LITTLE ROCK (Times-Herald) - As he approaches his 95th birthday in September, Forrest Citian Charles Lawson has a lot of memories. Among the most vivid are memories of World War II - the North African Campaign, Sicily, the Normandy Invasion and the Battle of the Bulge.
On Thursday, he received a more recent memory, when he was awarded France's highest honor - the Légion d'honneur, or Legion of Honor - for fighting for the liberation of France.
Lawson remembers that by the time his part in the liberation of France came along, he and his comrades were already seasoned combat veterans.

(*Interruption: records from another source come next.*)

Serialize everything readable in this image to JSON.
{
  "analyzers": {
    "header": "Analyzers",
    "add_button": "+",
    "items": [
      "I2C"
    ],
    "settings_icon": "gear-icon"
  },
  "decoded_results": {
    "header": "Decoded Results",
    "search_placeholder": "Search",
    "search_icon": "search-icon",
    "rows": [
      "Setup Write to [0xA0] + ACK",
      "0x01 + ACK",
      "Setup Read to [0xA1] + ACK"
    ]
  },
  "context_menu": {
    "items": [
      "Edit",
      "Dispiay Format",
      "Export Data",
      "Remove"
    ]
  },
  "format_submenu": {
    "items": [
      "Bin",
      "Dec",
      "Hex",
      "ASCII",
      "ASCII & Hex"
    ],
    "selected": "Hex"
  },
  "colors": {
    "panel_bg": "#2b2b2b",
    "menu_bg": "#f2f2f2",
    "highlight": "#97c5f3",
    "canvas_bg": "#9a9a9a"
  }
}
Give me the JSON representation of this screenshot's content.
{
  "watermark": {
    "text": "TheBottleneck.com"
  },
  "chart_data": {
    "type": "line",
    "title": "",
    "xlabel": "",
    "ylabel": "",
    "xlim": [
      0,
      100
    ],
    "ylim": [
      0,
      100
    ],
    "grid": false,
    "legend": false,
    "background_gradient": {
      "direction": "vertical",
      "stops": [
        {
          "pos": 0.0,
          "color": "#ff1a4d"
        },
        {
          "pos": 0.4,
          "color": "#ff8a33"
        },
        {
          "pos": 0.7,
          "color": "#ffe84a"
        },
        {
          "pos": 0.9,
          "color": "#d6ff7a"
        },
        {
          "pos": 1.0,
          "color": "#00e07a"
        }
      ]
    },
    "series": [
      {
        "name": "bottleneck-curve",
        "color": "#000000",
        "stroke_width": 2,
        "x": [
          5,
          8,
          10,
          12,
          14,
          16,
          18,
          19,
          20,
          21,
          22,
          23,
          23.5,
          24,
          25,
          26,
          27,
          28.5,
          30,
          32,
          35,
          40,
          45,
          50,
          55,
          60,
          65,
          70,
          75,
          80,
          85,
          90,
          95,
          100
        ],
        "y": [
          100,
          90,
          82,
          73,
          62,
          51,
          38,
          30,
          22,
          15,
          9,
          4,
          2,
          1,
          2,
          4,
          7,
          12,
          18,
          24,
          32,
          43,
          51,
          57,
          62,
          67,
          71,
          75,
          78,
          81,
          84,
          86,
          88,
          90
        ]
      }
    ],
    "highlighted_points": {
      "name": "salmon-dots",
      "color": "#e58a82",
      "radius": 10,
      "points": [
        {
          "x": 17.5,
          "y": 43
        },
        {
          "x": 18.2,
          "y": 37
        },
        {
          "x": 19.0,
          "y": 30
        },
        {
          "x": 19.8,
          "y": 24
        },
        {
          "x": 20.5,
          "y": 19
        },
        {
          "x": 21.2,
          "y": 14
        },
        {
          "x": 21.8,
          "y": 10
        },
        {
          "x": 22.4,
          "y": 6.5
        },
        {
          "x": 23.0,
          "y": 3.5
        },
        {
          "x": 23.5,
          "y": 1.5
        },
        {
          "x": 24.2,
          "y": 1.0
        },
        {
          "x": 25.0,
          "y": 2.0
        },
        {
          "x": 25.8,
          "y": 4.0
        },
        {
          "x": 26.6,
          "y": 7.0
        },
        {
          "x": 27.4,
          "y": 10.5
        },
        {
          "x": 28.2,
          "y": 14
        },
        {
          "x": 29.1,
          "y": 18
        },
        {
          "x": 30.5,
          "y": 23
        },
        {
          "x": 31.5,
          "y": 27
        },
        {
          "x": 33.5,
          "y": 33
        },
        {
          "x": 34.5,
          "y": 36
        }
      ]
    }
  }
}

He served in the First Infantry Division (also known as the Big Red One), 18th Regiment, Company F. They had seen action in North Africa and Sicily.
"Then we went to England, and trained for the invasion of France," said Lawson.
That came with D-Day on June 6, 1944. Lawson was in the first wave to hit Omaha Beach.
"The boat I was in was one of 20-something that didn't get sunk," he said. "We went inland. We had to go up on top of the beach where there was a bluff, and we had to fight them out of there. And then we went into what they called the hedgerows. We fought them there for a couple of weeks and then we moved out to St. Lo."
Later, Lawson was wounded in Belgium, in a heavily forested area called the Ardennes, during the Battle of the Bulge.
"I was in the Ardennes during the legendary Battle of the Bulge," he said. "We were about 12 miles north of Bastogne."
He has lived a full life since the war, fathering four children, and having six grandchildren, nine great-grandchildren and one great-great grandchild.
He said he was pleased and surprised to get the Legion of Honor.
"It was a wonderful thing," said Lawson. "I never thought it would ever happen."
He also recalled the people of France who were happy to see Americans during the liberation. "Those people were really nice in France. They were about the friendliest ones over there."
Most of the people with whom he served, particularly the ones he served with the longest, are now gone, but not forgotten.
The Légion d'honneur was created in May of 1802 by Napoleon Bonaparte. It is the highest decoration bestowed by France.
To qualify for the Legion of Honor, American veterans must have fought in either the Normandy, Provence, Ardennes or Northern France campaigns. Lawson was in two of those, Normandy and the Ardennes. Paying tribute to those men is considered a way to express France's gratitude toward those who risked their lives - and in many cases, gave their lives - defending liberty.
Lawson was one of three Arkansas men who received the honor Thursday during a ceremony at the state Capitol in Little Rock. The others receiving the Legion of Honor were Harlow Conrad and Daniel Towery.